So, if I got it correctly, it can limit the scope to only one netns.
Isn't that not flexible enough? What about a white- or black- list
of NSes to filter or filter-out?

> +}
> +
>  static void net_dm_queue_len_set(struct genl_info *info)
>  {
>  	if (!info->attrs[NET_DM_ATTR_QUEUE_LEN])

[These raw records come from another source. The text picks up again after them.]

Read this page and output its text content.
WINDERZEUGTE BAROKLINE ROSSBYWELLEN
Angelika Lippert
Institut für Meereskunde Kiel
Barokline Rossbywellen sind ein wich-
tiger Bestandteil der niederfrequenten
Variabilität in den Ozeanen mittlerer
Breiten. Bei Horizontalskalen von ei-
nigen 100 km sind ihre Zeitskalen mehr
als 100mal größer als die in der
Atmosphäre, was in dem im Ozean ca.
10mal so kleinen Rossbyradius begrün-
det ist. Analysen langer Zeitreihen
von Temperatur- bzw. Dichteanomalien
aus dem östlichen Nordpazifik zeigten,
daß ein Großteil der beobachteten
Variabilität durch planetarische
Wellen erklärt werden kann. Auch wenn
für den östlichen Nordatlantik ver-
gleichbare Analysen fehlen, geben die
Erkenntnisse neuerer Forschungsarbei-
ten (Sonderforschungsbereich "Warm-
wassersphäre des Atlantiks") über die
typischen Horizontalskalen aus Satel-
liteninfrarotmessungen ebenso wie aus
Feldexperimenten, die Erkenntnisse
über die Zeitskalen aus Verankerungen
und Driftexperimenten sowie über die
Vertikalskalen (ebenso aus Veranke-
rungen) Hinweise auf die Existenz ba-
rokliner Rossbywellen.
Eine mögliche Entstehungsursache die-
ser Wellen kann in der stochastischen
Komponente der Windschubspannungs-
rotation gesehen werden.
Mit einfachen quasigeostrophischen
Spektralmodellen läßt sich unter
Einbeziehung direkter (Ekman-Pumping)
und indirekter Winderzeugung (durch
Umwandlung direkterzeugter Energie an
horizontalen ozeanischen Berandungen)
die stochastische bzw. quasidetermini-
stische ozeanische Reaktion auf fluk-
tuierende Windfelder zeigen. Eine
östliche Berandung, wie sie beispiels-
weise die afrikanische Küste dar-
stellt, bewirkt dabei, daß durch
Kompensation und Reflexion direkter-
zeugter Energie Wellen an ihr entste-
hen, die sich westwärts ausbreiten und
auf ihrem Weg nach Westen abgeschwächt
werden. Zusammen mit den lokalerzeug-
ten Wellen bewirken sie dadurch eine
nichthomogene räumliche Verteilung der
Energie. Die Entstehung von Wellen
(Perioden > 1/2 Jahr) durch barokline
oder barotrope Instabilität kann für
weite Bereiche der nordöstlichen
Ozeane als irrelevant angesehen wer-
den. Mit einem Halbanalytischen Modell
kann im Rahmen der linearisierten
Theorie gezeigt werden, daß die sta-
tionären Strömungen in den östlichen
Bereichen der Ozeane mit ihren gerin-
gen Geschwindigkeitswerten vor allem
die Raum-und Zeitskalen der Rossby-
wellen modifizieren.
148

> @@ -1310,6 +1339,8 @@ static int net_dm_cmd_config(struct sk_buff *skb,
>  
>  	net_dm_queue_len_set(info);
>  
> +	net_dm_ns_set(info);
> +
>  	return 0;
>  }
>  
> @@ -1589,6 +1620,7 @@ static const struct nla_policy net_dm_nl_policy[NET_DM_ATTR_MAX + 1] = {
>  	[NET_DM_ATTR_ALERT_MODE] = { .type = NLA_U8 },
>  	[NET_DM_ATTR_TRUNC_LEN] = { .type = NLA_U32 },
>  	[NET_DM_ATTR_QUEUE_LEN] = { .type = NLA_U32 },
> +	[NET_DM_ATTR_NS]	= { .type = NLA_U32 },
>  	[NET_DM_ATTR_SW_DROPS]	= {. type = NLA_FLAG },
>  	[NET_DM_ATTR_HW_DROPS]	= {. type = NLA_FLAG },
>  };
> -- 
> 2.34.1

Thanks,
Olek